Bagi ratusan pengungsi lain yang meninggalkan tanah air mereka dan sekarang tidur di tanah taman umum di belakang Madinah, bahaya perjalanan di masa depan dengan kapal yang tidak aman tidak ada apa-apanya jika dibandingkan dengan kengerian masa lalu mereka.

Menurut Kementerian Dalam Negeri Italia, lebih dari 78.000 orang telah menyeberang dari Afrika Utara ke Italia tahun ini, lebih dari dua kali lipat jumlah tahun lalu.

Lebih dari 42.000 orang meninggalkan Tunisia. Lesunya perekonomian di sana ditambah dengan ledakan kekerasan rasis, yang dipicu oleh pidato Presiden Kais Saied pada bulan Februari, telah menambah urgensi eksodus pengungsi ke Eropa yang sering kali menimbulkan korban jiwa.

Keganasan pogrom yang mengguncang Tunisia setelah pidato presiden tersebut tampaknya telah mereda.

Namun di Sfax, kebencian dan prasangka tetap ada seiring dengan meningkatnya jumlah laki-laki, perempuan dan anak-anak yang terus berdatangan, tingginya angka pengangguran dan pemerintah mengabaikan layanan dasar, seperti meninggalkan kota untuk memilah-milah sampah selama berhari-hari.

“Mereka datang mencari saya tadi malam, para pemuda Tunisia,” kata seorang pria Gambia berusia 24 tahun.

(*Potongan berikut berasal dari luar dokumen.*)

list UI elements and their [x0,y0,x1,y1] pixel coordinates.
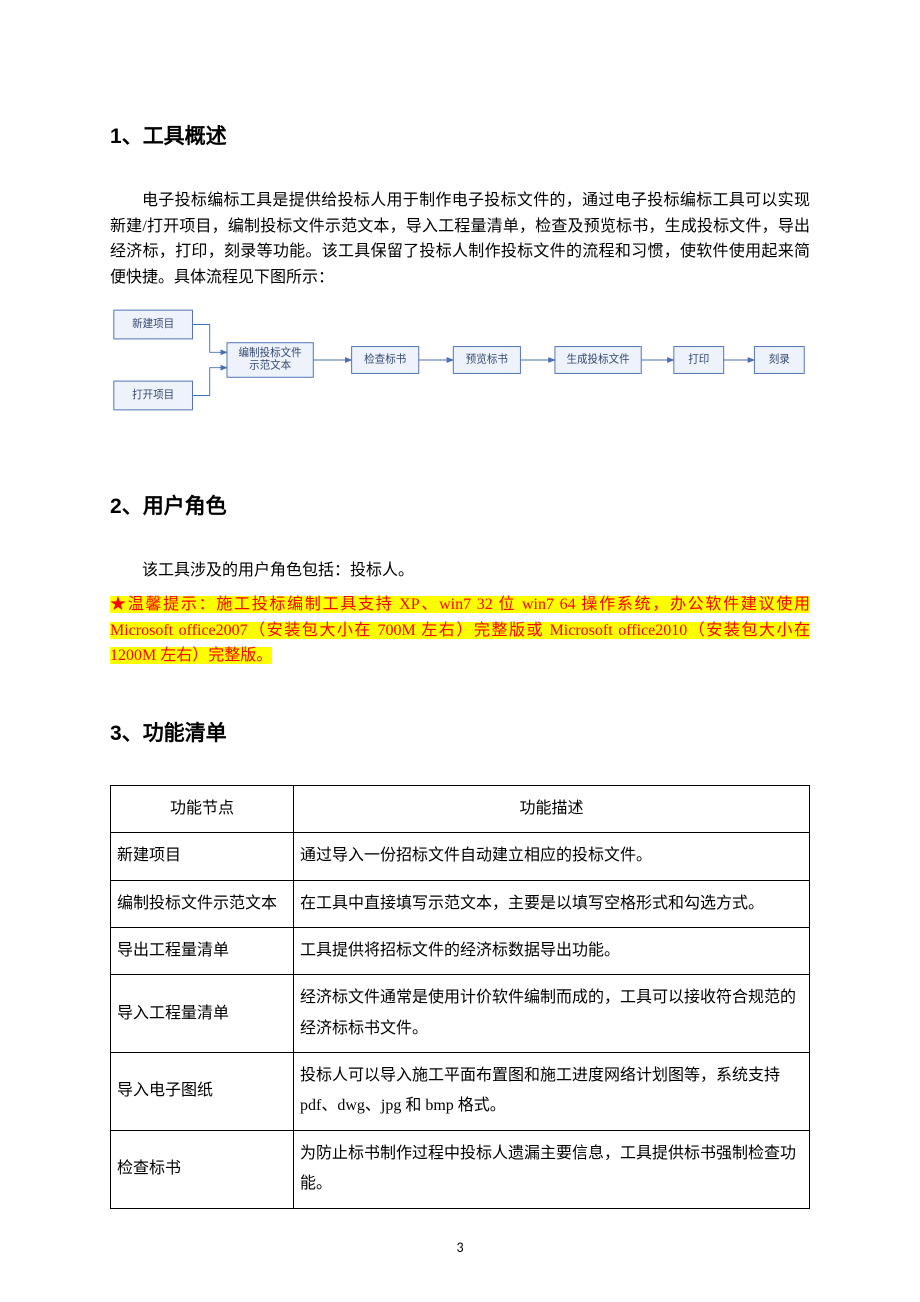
heading-number: 1 [110,125,122,148]
overview-paragraph: 电子投标编标工具是提供给投标人用于制作电子投标文件的，通过电子投标编标工具可以实… [110,188,810,290]
table-row: 新建项目 通过导入一份招标文件自动建立相应的投标文件。 [111,833,810,880]
flowchart-node-label: 刻录 [769,353,791,366]
flowchart-node-label: 打印 [688,353,709,366]
flowchart-node: 检查标书 [352,347,419,374]
flowchart-node: 预览标书 [453,347,520,374]
heading-sep: 、 [122,495,143,518]
heading-sep: 、 [122,125,143,148]
table-header-cell: 功能描述 [294,785,810,832]
heading-number: 2 [110,495,122,518]
page-number: 3 [110,1239,810,1256]
highlight-text: 温馨提示：施工投标编制工具支持 XP、win7 32 位 win7 64 操作系… [110,596,810,664]
table-row: 导出工程量清单 工具提供将招标文件的经济标数据导出功能。 [111,927,810,974]
table-header-row: 功能节点 功能描述 [111,785,810,832]
flowchart-node-label: 预览标书 [466,353,508,366]
flowchart-node-label: 生成投标文件 [566,353,630,366]
flowchart-edge [192,325,227,353]
flowchart-node-label: 编制投标文件 [239,347,303,360]
flowchart-node: 刻录 [754,347,804,374]
function-table: 功能节点 功能描述 新建项目 通过导入一份招标文件自动建立相应的投标文件。 编制… [110,785,810,1209]
heading-sep: 、 [122,722,143,745]
heading-text: 功能清单 [143,722,227,745]
flowchart-node: 生成投标文件 [555,347,641,374]
flowchart-node-label: 示范文本 [249,359,292,372]
flowchart-node: 新建项目 [114,311,193,340]
table-cell: 新建项目 [111,833,294,880]
table-cell: 导入工程量清单 [111,975,294,1053]
flowchart-node: 打印 [674,347,724,374]
flowchart-node-label: 新建项目 [132,317,174,330]
table-cell: 工具提供将招标文件的经济标数据导出功能。 [294,927,810,974]
table-cell: 通过导入一份招标文件自动建立相应的投标文件。 [294,833,810,880]
table-header-cell: 功能节点 [111,785,294,832]
table-cell: 导出工程量清单 [111,927,294,974]
heading-text: 用户角色 [143,495,227,518]
heading-text: 工具概述 [143,125,227,148]
flowchart-node: 打开项目 [114,381,193,410]
table-row: 导入工程量清单 经济标文件通常是使用计价软件编制而成的，工具可以接收符合规范的经… [111,975,810,1053]
table-cell: 检查标书 [111,1130,294,1208]
section-2-heading: 2、用户角色 [110,490,810,520]
flowchart-diagram: 新建项目打开项目 编制投标文件示范文本 检查标书 预览标书 生成投标文件 打印 刻录 [110,300,810,420]
highlight-tip: ★温馨提示：施工投标编制工具支持 XP、win7 32 位 win7 64 操作… [110,592,810,669]
flowchart-node-label: 打开项目 [132,388,174,401]
table-row: 导入电子图纸 投标人可以导入施工平面布置图和施工进度网络计划图等，系统支持 pd… [111,1053,810,1131]
table-cell: 经济标文件通常是使用计价软件编制而成的，工具可以接收符合规范的经济标标书文件。 [294,975,810,1053]
table-row: 编制投标文件示范文本 在工具中直接填写示范文本，主要是以填写空格形式和勾选方式。 [111,880,810,927]
flowchart-node: 编制投标文件示范文本 [227,343,313,378]
table-cell: 投标人可以导入施工平面布置图和施工进度网络计划图等，系统支持 pdf、dwg、j… [294,1053,810,1131]
flowchart-node-label: 检查标书 [364,353,406,366]
flowchart-edge [192,368,227,396]
section-3-heading: 3、功能清单 [110,717,810,747]
heading-number: 3 [110,722,122,745]
table-cell: 在工具中直接填写示范文本，主要是以填写空格形式和勾选方式。 [294,880,810,927]
table-cell: 编制投标文件示范文本 [111,880,294,927]
document-page: 1、工具概述 电子投标编标工具是提供给投标人用于制作电子投标文件的，通过电子投标… [0,0,920,1296]
star-icon: ★ [110,596,128,613]
table-cell: 导入电子图纸 [111,1053,294,1131]
section-1-heading: 1、工具概述 [110,120,810,150]
table-row: 检查标书 为防止标书制作过程中投标人遗漏主要信息，工具提供标书强制检查功能。 [111,1130,810,1208]
roles-paragraph: 该工具涉及的用户角色包括：投标人。 [110,558,810,584]
table-cell: 为防止标书制作过程中投标人遗漏主要信息，工具提供标书强制检查功能。 [294,1130,810,1208]
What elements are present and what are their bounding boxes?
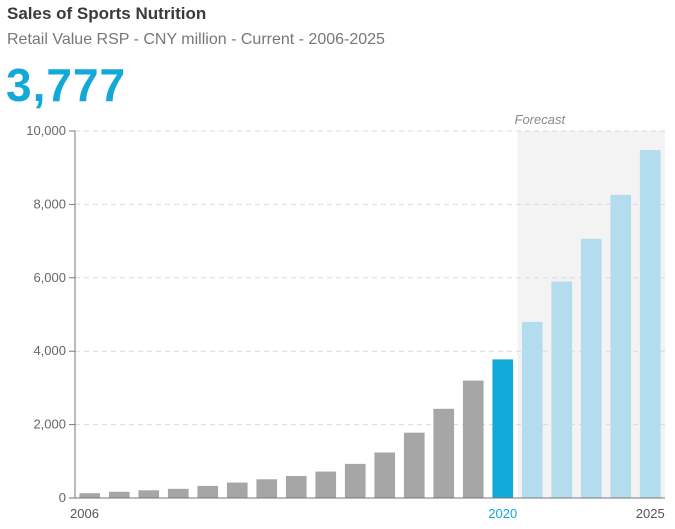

“Ini adalah ketiga kalinya dalam sebulan sejak saya kehilangan rumah,” tambahnya, mengacu pada serentetan serangan yang dimulai pada bulan Juli. “Mereka mengambil ponsel dan paspor saya.”

Banyak warga Afrika sub-Sahara, baik yang tinggal di Sfax dan berencana berlayar ke Eropa, diusir dari rumah mereka dan dipecat dari pekerjaan mereka pada bulan Juli ketika kematian seorang pria lokal, Nizar Amri, 41 tahun, dilaporkan. terlibat dalam serangan rutin terhadap komunitas Kulit Hitam, menyebabkan banyaknya kekerasan.

Rumah-rumah digeledah oleh massa dan penghuninya, termasuk anak-anak, dibuang ke jalan.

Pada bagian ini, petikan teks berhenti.